Welcome to NeptuneNeptune is often seen as Uranus' twin planet. It is similar in size and colour, and has a similar chemical make-up. It was discovered in 1846 by Johann Gotfried Galle when scientists realised that it was difficult to predict Uranus' orbit. It became obvious that there must be something further away in space pulling on Uranus. This object turned out to be Neptune.
The giant blue planet, slightly smaller than Uranus at 49,500 kilometres wide (Uranus is 52,000 kilometres wide) takes 165 years to orbit the Sun, meaning that it never completes a complete journey around the Sun during the lifetime of anybody on Earth, and since its discovery, it has only orbited the Sun once. The completion of its first orbit was as recent as July 2011. It may surprise you to know that Earth, is the next biggest planet in the Solar System, but it could fit into Neptune 60 times!
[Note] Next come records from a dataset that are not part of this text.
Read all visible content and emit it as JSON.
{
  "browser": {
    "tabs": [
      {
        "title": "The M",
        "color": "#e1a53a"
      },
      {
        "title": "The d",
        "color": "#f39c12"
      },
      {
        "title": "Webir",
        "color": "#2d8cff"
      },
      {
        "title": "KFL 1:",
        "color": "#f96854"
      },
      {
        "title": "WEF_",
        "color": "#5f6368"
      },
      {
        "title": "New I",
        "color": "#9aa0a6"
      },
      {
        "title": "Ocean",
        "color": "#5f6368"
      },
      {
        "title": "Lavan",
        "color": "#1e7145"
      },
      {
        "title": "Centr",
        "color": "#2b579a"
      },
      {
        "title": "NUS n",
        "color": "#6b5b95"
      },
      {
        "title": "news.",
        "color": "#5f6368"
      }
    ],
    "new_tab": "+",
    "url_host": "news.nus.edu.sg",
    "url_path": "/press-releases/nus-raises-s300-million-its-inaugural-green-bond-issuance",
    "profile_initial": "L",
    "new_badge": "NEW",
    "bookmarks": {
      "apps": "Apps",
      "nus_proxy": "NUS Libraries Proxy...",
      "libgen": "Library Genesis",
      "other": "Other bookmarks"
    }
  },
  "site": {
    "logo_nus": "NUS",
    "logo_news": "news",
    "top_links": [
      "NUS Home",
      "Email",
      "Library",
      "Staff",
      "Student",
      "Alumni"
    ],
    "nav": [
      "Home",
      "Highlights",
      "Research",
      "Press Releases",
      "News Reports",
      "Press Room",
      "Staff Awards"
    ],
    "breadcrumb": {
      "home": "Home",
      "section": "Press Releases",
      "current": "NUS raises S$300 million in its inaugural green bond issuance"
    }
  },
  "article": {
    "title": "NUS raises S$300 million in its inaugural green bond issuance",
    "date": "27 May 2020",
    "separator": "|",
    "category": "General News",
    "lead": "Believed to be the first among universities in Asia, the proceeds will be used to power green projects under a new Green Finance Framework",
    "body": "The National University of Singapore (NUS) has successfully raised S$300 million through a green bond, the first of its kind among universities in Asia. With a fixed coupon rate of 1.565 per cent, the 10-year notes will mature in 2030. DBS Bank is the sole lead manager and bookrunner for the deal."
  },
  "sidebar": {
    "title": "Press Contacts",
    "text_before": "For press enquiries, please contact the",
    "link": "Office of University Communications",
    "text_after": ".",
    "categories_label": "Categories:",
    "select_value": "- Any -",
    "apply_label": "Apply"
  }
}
Voyager 2, a space craft designed to visit the four Gas Giants (Jupiter, Saturn, Uranus and Neptune) arrived at Uranus in 1986, and revealed a bland, boring world. Scientists half-expected Neptune to be similar. However, pictures from Voyager, when it arrived at Neptune on 24th August 1989, (12 years after the Voyager probes were launched) showed Neptune to be a deep blue-coloured planet with white, whispy clouds in its atmosphere, the strongest winds in the Solar System, and a dark spot, similar to Jupiter's Great Red Spot, which was the size of Earth. Incomplete rings, looking like arcs, orbited the planet, suggesting that they haven't had time to completely form yet, and one of Neptune's moons (Triton) showed that, with its eruptions of nitrogen gas, even at the furthest reaches of the Solar System, geological activity still takes place.
Neptune, like Jupiter, Saturn and Uranus, has a thick gassy atmosphere full of mainly hydrogen and helium. Below this are huge amounts of frozen material, possibly water and liquid ammonia. The planet also contains Methane which gives the planet a blue colour, like Uranus. Winds on Neptune can blow at speeds up to 2,000 kilometres an hour!
Surrounding Neptune are thirteen known moons. These moons are all very small, apart from Triton, an active moon. Between the years 1930 and 2006, Neptune was the eighth of nine planets in the Solar System. During this time, Pluto was the ninth planet and most distant. In 2006, astronomers decided to classify Pluto as a Dwarf Planet and Neptune regained its status as the Solar System's most distant planet, and therefore the last of the planets. Even while Pluto was a regarded as a planet, there were times when it came closer to the Sun than Neptune and temporarily made Neptune the most distant.